Frank Miller wyzywa demonstrantów
"Wszyscy są zbyt uprzejmi mówiąc o tym nonsensie" - zaczyna swój wywód Miller. I trzeba przyznać, że sam nie przebiera w słowach i we wpisie zatytułowanym "Anarchia" sięga po najcięższe oskarżenia i obelgi.
14.11.2011 | aktual.: 29.10.2013 16:55
Toczące się w wielu amerykańskich miastach protesty rysownik nazywa zamachem na pierwszą poprawkę (gwarantującą wolność słowa), a ich uczestników wyzywa od prostaków, złodziei i gwałcicieli, karmionych nostalgią za czasami rewolucji obyczajowej lat 60. Zdaniem rysownika "ci klauni nie są w stanie osiągnąć nic poza zaszkodzeniem Ameryce ".
Miller wskazuje też, kto korzysta na protestach lewicującej młodzieży - jego zdaniem to Al-Kaida i islamiści. "Wróg - mój, bo okazuje się, że nie wasz - z pewnością chichocze teraz ponuro, a być może nawet rechocze rubasznie, oglądając wasz daremny, dziecinny, wyniszczający spektakl."
Ale artysta ma też pozytywne przesłanie dla protestujących. Poza oczywistą radą, by znaleźli w końcu pracę Miller pisze także: "Miejcie trochę przyzwoitości i wracajcie do domu frajerzy. Wracajcie do piwnicy waszej mamy i pobawcie się waszym Władcą Warcrafta. Albo przystąpcie do prawdziwej walki, może nasza armia zrobi z wami coś dobrego!"
Dla uważnych czytelników komiksów Millera, jego wybuch nie powinien być niczym szokującym. Rysownik otwarcie popierał wytoczoną przez George'a Busha Jr. "wojnę z terrorem", a jego najnowszy komiks, "Holy Terror", opowiada o superbohaterach walczących z islamskimi terrorystami - przy czym, jak zauważył magazyn "Wired" Miller nie trudził się w odróżnianiu terrorysty od przeciętnego Araba.

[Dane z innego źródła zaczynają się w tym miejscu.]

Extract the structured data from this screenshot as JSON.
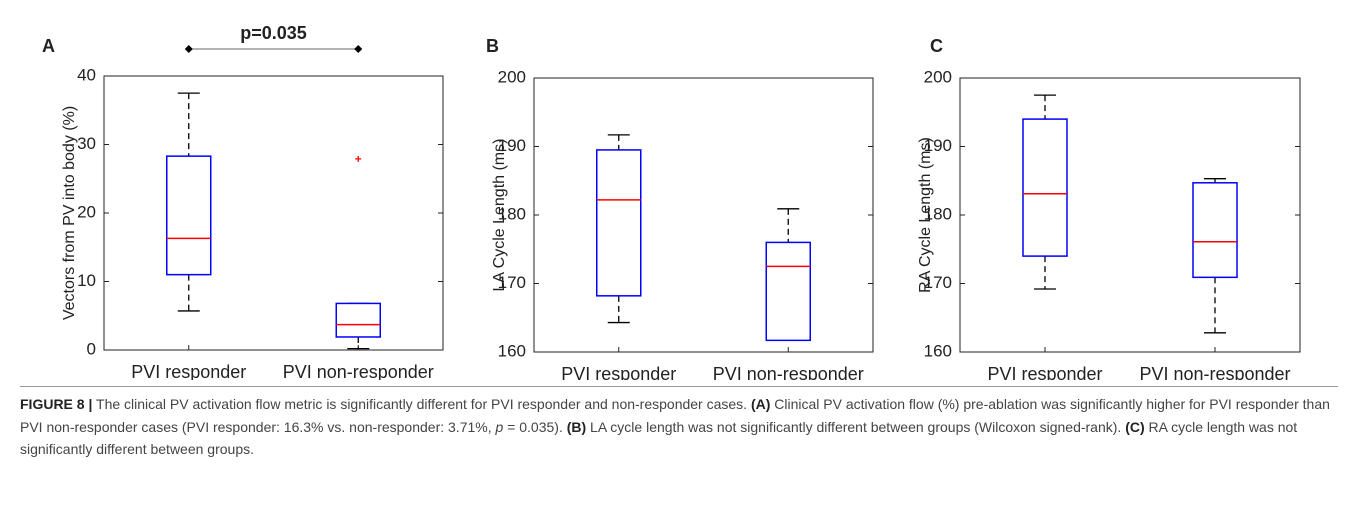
{
  "chart_data": [
    {
      "type": "box",
      "panel": "A",
      "ylabel": "Vectors from PV into body (%)",
      "categories": [
        "PVI responder",
        "PVI non-responder"
      ],
      "boxes": [
        {
          "whisker_low": 5.7,
          "q1": 11,
          "median": 16.3,
          "q3": 28.3,
          "whisker_high": 37.5,
          "outliers": []
        },
        {
          "whisker_low": 0.2,
          "q1": 1.9,
          "median": 3.7,
          "q3": 6.8,
          "whisker_high": 6.8,
          "outliers": [
            27.9
          ]
        }
      ],
      "ylim": [
        0,
        40
      ],
      "yticks": [
        0,
        10,
        20,
        30,
        40
      ],
      "box_color": "#0000ff",
      "median_color": "#ff0000",
      "outlier_color": "#ff0000",
      "annotation": {
        "text": "p=0.035",
        "from": 0,
        "to": 1
      }
    },
    {
      "type": "box",
      "panel": "B",
      "ylabel": "LA Cycle Length (ms)",
      "categories": [
        "PVI responder",
        "PVI non-responder"
      ],
      "boxes": [
        {
          "whisker_low": 164.3,
          "q1": 168.2,
          "median": 182.2,
          "q3": 189.5,
          "whisker_high": 191.7,
          "outliers": []
        },
        {
          "whisker_low": 161.7,
          "q1": 161.7,
          "median": 172.5,
          "q3": 176,
          "whisker_high": 180.9,
          "outliers": []
        }
      ],
      "ylim": [
        160,
        200
      ],
      "yticks": [
        160,
        170,
        180,
        190,
        200
      ],
      "box_color": "#0000ff",
      "median_color": "#ff0000",
      "outlier_color": "#ff0000"
    },
    {
      "type": "box",
      "panel": "C",
      "ylabel": "RA Cycle Length (ms)",
      "categories": [
        "PVI responder",
        "PVI non-responder"
      ],
      "boxes": [
        {
          "whisker_low": 169.2,
          "q1": 174,
          "median": 183.1,
          "q3": 194,
          "whisker_high": 197.5,
          "outliers": []
        },
        {
          "whisker_low": 162.8,
          "q1": 170.9,
          "median": 176.1,
          "q3": 184.7,
          "whisker_high": 185.3,
          "outliers": []
        }
      ],
      "ylim": [
        160,
        200
      ],
      "yticks": [
        160,
        170,
        180,
        190,
        200
      ],
      "box_color": "#0000ff",
      "median_color": "#ff0000",
      "outlier_color": "#ff0000"
    }
  ],
  "caption": [
    {
      "text": "FIGURE 8 |",
      "bold": true
    },
    {
      "text": " The clinical PV activation flow metric is significantly different for PVI responder and non-responder cases. "
    },
    {
      "text": "(A)",
      "bold": true
    },
    {
      "text": " Clinical PV activation flow (%) pre-ablation was significantly higher for PVI responder than PVI non-responder cases (PVI responder: 16.3% vs. non-responder: 3.71%, "
    },
    {
      "text": "p",
      "italic": true
    },
    {
      "text": " = 0.035). "
    },
    {
      "text": "(B)",
      "bold": true
    },
    {
      "text": " LA cycle length was not significantly different between groups (Wilcoxon signed-rank). "
    },
    {
      "text": "(C)",
      "bold": true
    },
    {
      "text": " RA cycle length was not significantly different between groups."
    }
  ]
}
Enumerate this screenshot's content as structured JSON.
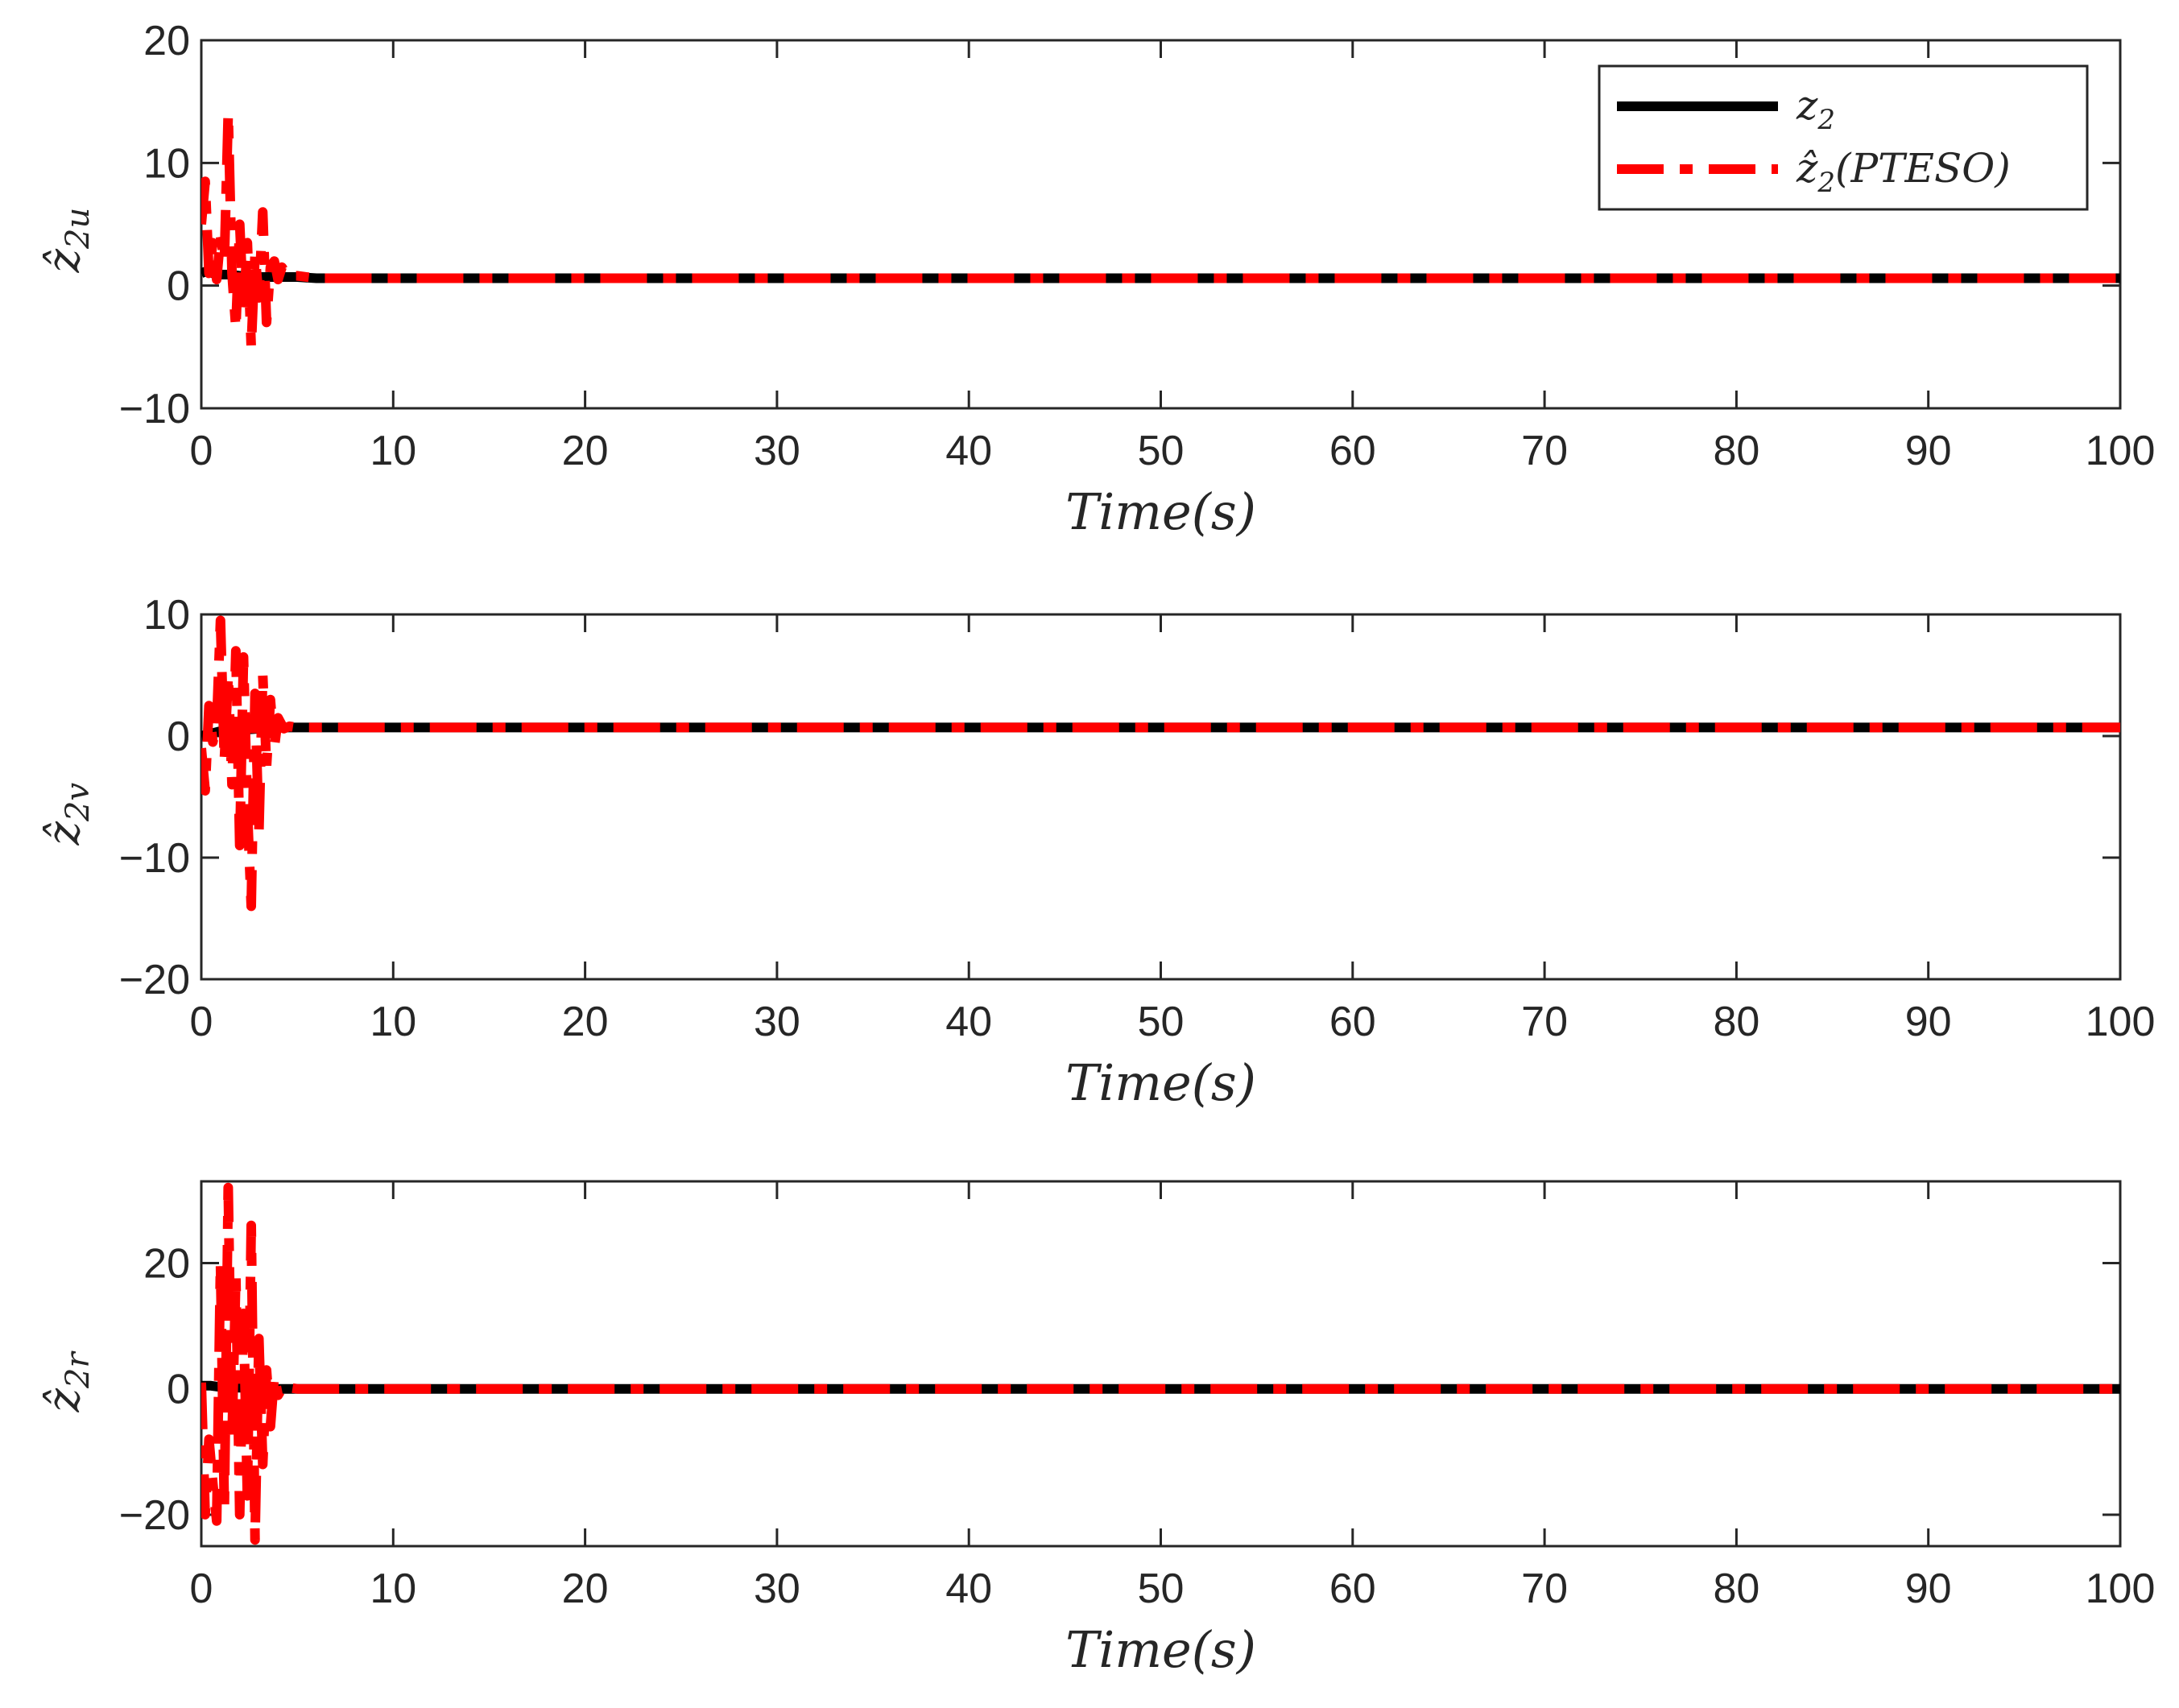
{
  "chart_data": [
    {
      "type": "line",
      "ylabel": "ẑ2u",
      "ylabel_main": "ẑ",
      "ylabel_sub": "2u",
      "xlabel": "Time(s)",
      "xlim": [
        0,
        100
      ],
      "ylim": [
        -10,
        20
      ],
      "xticks": [
        0,
        10,
        20,
        30,
        40,
        50,
        60,
        70,
        80,
        90,
        100
      ],
      "yticks": [
        -10,
        0,
        10,
        20
      ],
      "legend_position": "top-right",
      "legend": [
        {
          "label_main": "z",
          "label_sub": "2",
          "label_rest": "",
          "hat": false
        },
        {
          "label_main": "ẑ",
          "label_sub": "2",
          "label_rest": "(PTESO)",
          "hat": true
        }
      ],
      "series": [
        {
          "name": "z2",
          "color": "#000000",
          "style": "solid",
          "x": [
            0,
            0.3,
            0.6,
            1.0,
            1.5,
            2.0,
            2.5,
            3.0,
            3.5,
            4.0,
            5.0,
            6.0,
            8.0,
            10.0,
            100.0
          ],
          "y": [
            1.0,
            1.2,
            1.0,
            0.9,
            0.9,
            0.8,
            0.8,
            0.7,
            0.7,
            0.7,
            0.7,
            0.6,
            0.6,
            0.6,
            0.6
          ]
        },
        {
          "name": "ẑ2(PTESO)",
          "color": "#ff0000",
          "style": "dashdot",
          "x": [
            0,
            0.2,
            0.4,
            0.6,
            0.8,
            1.0,
            1.2,
            1.4,
            1.6,
            1.8,
            2.0,
            2.2,
            2.4,
            2.6,
            2.8,
            3.0,
            3.2,
            3.4,
            3.6,
            3.8,
            4.0,
            4.2,
            4.5,
            5.0,
            6.0,
            8.0,
            10.0,
            100.0
          ],
          "y": [
            5.0,
            8.5,
            1.0,
            3.5,
            0.5,
            4.0,
            2.0,
            14.0,
            1.0,
            -3.5,
            5.0,
            -2.0,
            3.5,
            -5.0,
            2.5,
            -1.0,
            6.0,
            -3.0,
            1.5,
            2.0,
            0.5,
            1.5,
            0.8,
            0.8,
            0.6,
            0.6,
            0.6,
            0.6
          ]
        }
      ]
    },
    {
      "type": "line",
      "ylabel": "ẑ2v",
      "ylabel_main": "ẑ",
      "ylabel_sub": "2v",
      "xlabel": "Time(s)",
      "xlim": [
        0,
        100
      ],
      "ylim": [
        -20,
        10
      ],
      "xticks": [
        0,
        10,
        20,
        30,
        40,
        50,
        60,
        70,
        80,
        90,
        100
      ],
      "yticks": [
        -20,
        -10,
        0,
        10
      ],
      "series": [
        {
          "name": "z2",
          "color": "#000000",
          "style": "solid",
          "x": [
            0,
            0.5,
            1.0,
            2.0,
            3.0,
            4.0,
            5.0,
            100.0
          ],
          "y": [
            0.0,
            0.2,
            0.4,
            0.5,
            0.6,
            0.7,
            0.7,
            0.7
          ]
        },
        {
          "name": "ẑ2(PTESO)",
          "color": "#ff0000",
          "style": "dashdot",
          "x": [
            0,
            0.2,
            0.4,
            0.6,
            0.8,
            1.0,
            1.2,
            1.4,
            1.6,
            1.8,
            2.0,
            2.2,
            2.4,
            2.6,
            2.8,
            3.0,
            3.2,
            3.4,
            3.6,
            3.8,
            4.0,
            4.3,
            4.6,
            5.0,
            100.0
          ],
          "y": [
            -1.0,
            -4.5,
            2.5,
            -0.5,
            1.0,
            9.5,
            -2.0,
            5.0,
            -4.0,
            7.0,
            -9.0,
            6.5,
            -6.0,
            -14.0,
            3.5,
            -8.0,
            5.0,
            -2.5,
            3.0,
            -1.0,
            1.5,
            0.6,
            0.8,
            0.7,
            0.7
          ]
        }
      ]
    },
    {
      "type": "line",
      "ylabel": "ẑ2r",
      "ylabel_main": "ẑ",
      "ylabel_sub": "2r",
      "xlabel": "Time(s)",
      "xlim": [
        0,
        100
      ],
      "ylim": [
        -25,
        33
      ],
      "xticks": [
        0,
        10,
        20,
        30,
        40,
        50,
        60,
        70,
        80,
        90,
        100
      ],
      "yticks": [
        -20,
        0,
        20
      ],
      "series": [
        {
          "name": "z2",
          "color": "#000000",
          "style": "solid",
          "x": [
            0,
            0.5,
            1.0,
            2.0,
            3.0,
            4.0,
            5.0,
            100.0
          ],
          "y": [
            0.5,
            0.5,
            0.3,
            0.2,
            0.1,
            0.0,
            0.0,
            0.0
          ]
        },
        {
          "name": "ẑ2(PTESO)",
          "color": "#ff0000",
          "style": "dashdot",
          "x": [
            0,
            0.2,
            0.4,
            0.6,
            0.8,
            1.0,
            1.2,
            1.4,
            1.6,
            1.8,
            2.0,
            2.2,
            2.4,
            2.6,
            2.8,
            3.0,
            3.2,
            3.4,
            3.6,
            3.8,
            4.0,
            4.3,
            4.6,
            5.0,
            100.0
          ],
          "y": [
            1.0,
            -20.0,
            -8.0,
            -15.0,
            -21.0,
            20.0,
            -19.0,
            32.0,
            -8.0,
            18.0,
            -20.0,
            12.0,
            -17.0,
            26.0,
            -24.0,
            8.0,
            -12.0,
            3.0,
            -6.0,
            2.0,
            -1.0,
            0.5,
            0.2,
            0.0,
            0.0
          ]
        }
      ]
    }
  ]
}
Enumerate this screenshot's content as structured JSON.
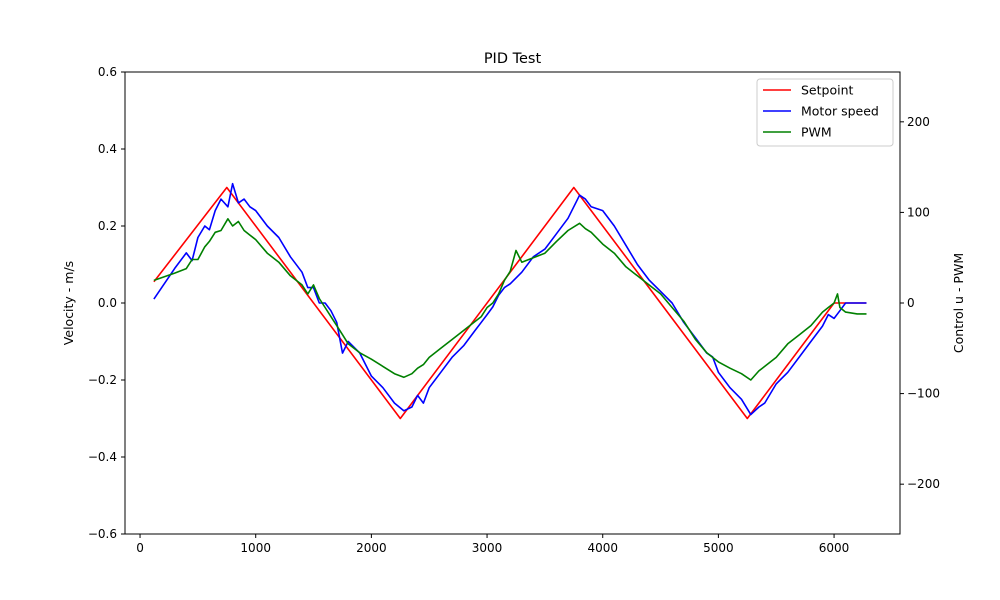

Occupy Wall Street to seria demonstracji o charakterze okupacyjnym, które rozpoczęły się 17 września 2011 w Zuccotti Park w Nowym Jorku, a następnie rozlały się na całe Stany Zjednoczone (demonstracje wspierające Occupy Wall Street odbyły się także w Europie, w tym, bardzo nieliczna, w Polsce). Uczestnicy ruchu twierdzą, że są przedstawicielami 99 procent społeczeństwa, które ma dość ponoszenia odpowiedzialności za nierozważne działania 1 procenta najbogatszych. Krytyka OWS skierowana jest przeciwko blokującym prospołeczne reformy finansistom z Wall Street, których oskarżają o wywołanie trwającego kryzysu. W trakcie demonstracji, w których uczestniczą tysiące ludzi, doszło do groźnych incydentów - w tym gwałtów, pobić, kradzieży i handlu narkotykami.